Testing a Large Number of Composite Null Hypotheses Using Conditionally Symmetric Multidimensional Gaussian Mixtures in Genome-Wide Studies

Causal mediation analysis, pleiotropy analysis, and replication analysis are three highly popular genetic study designs. Although these analyses address different scientific questions, the underlying inference problems all involve large-scale testing of composite null hypotheses. The goal is to determine whether all null hypotheses - as opposed to at least one - in a set of individual tests should simultaneously be rejected.
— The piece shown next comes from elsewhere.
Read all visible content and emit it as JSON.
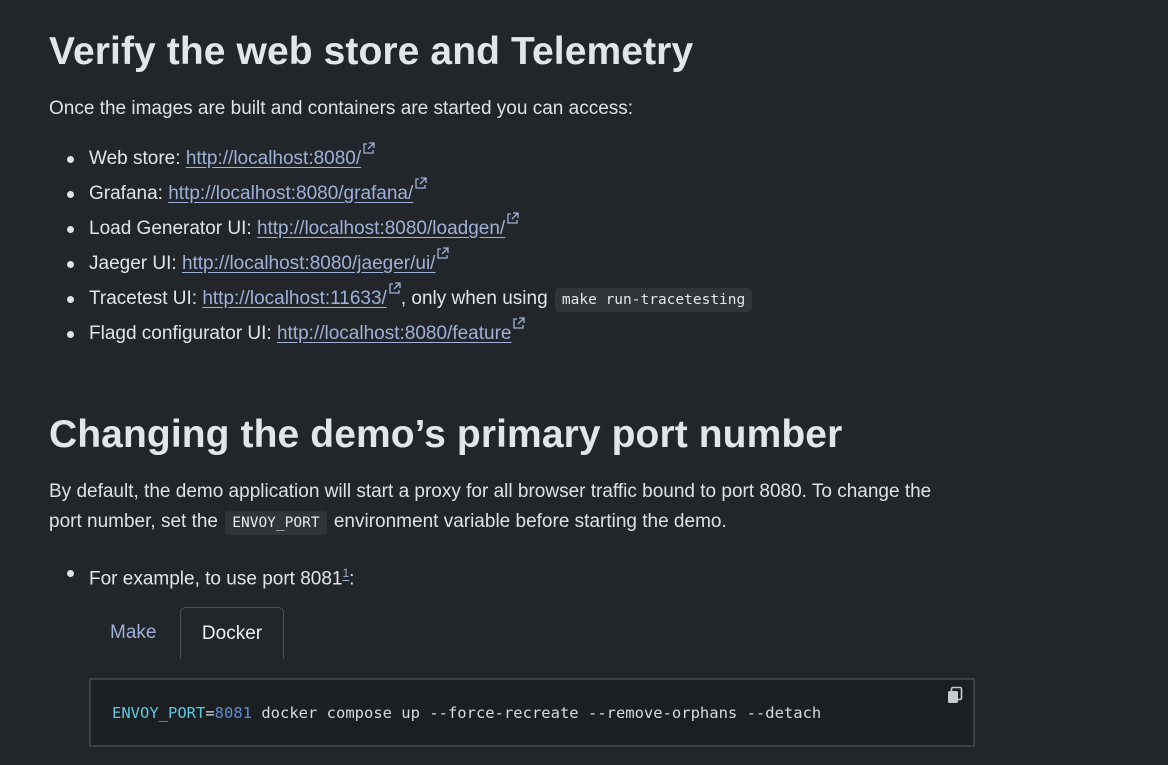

Various recent methodology has been proposed for the aforementioned situations, and an appealing empirical Bayes strategy is to apply the popular two-group model, calculating local false discovery rates (lfdr) for each set of hypotheses. However, such a strategy is difficult due to the need for multivariate density estimation. Furthermore, the multiple testing rules for the empirical Bayes lfdr approach and conventional frequentist z-statistics can disagree, which is troubling for a field that ubiquitously utilizes summary statistics. This work proposes a framework to unify two-group testing in genetic association composite null settings, the conditionally symmetric multidimensional Gaussian mixture model (csmGmm). The csmGmm is shown to demonstrate more robust operating characteristics than recently-proposed alternatives. Crucially, the csmGmm also offers strong interpretability guarantees by harmonizing lfdr and z-statistic testing rules. We extend the base csmGmm to cover each of the mediation, pleiotropy, and replication settings, and we prove that the lfdr z-statistic agreement holds in each situation. We apply the model to a collection of translational lung cancer genetic association studies that motivated this work.